Clearly, copying and interpreting all that data by hand is impossible. Instead, the data pipeline does it automatically, often as a real-time feed that transforms information on the fly. It ensures data moves reliably and consistently.
Raw data is often messy or in the wrong format. The pipeline transforms it into something useful — removing duplicates, standardizing formats, calculating metrics, or joining information from multiple sources, as with the air traffic control example.
Often, data pipelines are event driven. This just means they consume a sequence of events from the real world — some fact that already happened — then turn it into actionable intelligence.
“Actionable intelligence” just means some kind of information you can use. For instance, the fact that a stock price dropped could be turned into an automated buy order for that stock. An e-commerce company might have a pipeline that pulls daily sales data from its sales database, combines it with inventory data, calculates key metrics like revenue per product, and loads everything into a dashboard where executives can see performance at a glance.
There are a lot of moving pieces. Getting those pieces to work together, then correlating all that disparate data and presenting it clearly, logically, is hard. There are challenges to doing it well, which I’ll talk about below.
Preserving data integrity
One of the most important things a good data analysis tool — and data pipeline — needs is a guarantee of data integrity. In this case, data integrity means the data is exactly the data we think we are analyzing. This sounds obvious, but it’s surprisingly easy to get wrong.
Here are some common pitfalls, all of which we need to design against:
Silent data loss: Information dropped during joins, filtering, or transformations without warning. For example, only capturing summary data or a subset of available data instead of recording (and keeping) everything.

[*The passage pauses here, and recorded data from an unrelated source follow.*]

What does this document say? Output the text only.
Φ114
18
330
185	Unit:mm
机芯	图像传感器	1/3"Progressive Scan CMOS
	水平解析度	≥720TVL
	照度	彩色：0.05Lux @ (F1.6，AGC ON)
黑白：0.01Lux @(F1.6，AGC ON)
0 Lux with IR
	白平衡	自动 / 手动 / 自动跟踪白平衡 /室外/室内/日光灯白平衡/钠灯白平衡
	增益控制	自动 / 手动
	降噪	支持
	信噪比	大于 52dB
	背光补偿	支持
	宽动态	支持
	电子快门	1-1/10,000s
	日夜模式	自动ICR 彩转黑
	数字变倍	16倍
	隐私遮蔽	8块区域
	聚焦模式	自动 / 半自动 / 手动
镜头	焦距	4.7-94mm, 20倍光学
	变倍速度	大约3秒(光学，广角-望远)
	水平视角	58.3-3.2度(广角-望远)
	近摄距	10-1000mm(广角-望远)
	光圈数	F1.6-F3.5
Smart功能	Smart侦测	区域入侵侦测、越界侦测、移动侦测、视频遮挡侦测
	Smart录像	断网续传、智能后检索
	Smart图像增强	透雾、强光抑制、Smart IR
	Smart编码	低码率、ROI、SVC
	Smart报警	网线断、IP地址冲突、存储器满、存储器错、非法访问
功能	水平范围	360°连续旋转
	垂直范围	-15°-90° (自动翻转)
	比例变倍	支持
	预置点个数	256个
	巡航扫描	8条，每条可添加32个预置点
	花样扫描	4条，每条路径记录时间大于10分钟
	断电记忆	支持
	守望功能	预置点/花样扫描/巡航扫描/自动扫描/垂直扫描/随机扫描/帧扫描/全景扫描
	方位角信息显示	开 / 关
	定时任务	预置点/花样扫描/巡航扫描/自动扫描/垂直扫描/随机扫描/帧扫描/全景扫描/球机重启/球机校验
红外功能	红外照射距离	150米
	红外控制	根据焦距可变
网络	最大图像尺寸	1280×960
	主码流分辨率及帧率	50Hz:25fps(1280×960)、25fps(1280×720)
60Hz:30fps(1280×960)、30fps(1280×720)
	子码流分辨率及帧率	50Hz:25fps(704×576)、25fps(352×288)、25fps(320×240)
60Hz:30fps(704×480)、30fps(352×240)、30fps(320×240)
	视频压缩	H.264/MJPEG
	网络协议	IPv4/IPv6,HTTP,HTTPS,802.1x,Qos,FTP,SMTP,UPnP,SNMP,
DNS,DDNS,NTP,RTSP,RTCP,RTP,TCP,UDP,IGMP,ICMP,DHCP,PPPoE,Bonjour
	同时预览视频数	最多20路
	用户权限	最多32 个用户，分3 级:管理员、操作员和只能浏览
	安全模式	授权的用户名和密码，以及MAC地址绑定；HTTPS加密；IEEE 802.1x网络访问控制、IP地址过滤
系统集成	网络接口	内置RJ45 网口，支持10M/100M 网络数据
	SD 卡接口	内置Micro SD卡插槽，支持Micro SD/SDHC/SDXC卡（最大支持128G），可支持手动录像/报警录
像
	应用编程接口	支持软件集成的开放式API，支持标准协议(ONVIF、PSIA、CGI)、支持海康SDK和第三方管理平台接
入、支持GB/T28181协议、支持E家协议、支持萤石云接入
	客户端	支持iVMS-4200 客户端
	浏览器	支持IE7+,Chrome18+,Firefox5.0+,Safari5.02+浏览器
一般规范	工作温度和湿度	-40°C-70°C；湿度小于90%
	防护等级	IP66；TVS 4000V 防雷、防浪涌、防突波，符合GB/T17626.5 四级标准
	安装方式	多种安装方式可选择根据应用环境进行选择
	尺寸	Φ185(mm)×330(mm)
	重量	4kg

Type coercion errors: Numbers becoming strings, dates and time zones handled incorrectly, or precision lost in conversions.
Encoding issues: Data corruption caused when moving between systems — something as simple as assuming an input field uses Latin characters instead of Unicode.
Partial updates: Only processing some records, possibly ignoring “uninteresting data,” or failing to capture records that don’t process correctly.
Implicit assumptions: Null handling, unexpected data volume, unexpected inputs or missing parameters, duplicate treatment, or sort order that changes behavior unexpectedly.
Good data pipelines preserve integrity.
In the second article in this series we’ll dive deep into data pipeline architecture and address each of these potential pitfalls.
Annotating data
We also need a way to evolve our data over time — that is, add to it in a way that we don’t end up breaking our data integrity rules.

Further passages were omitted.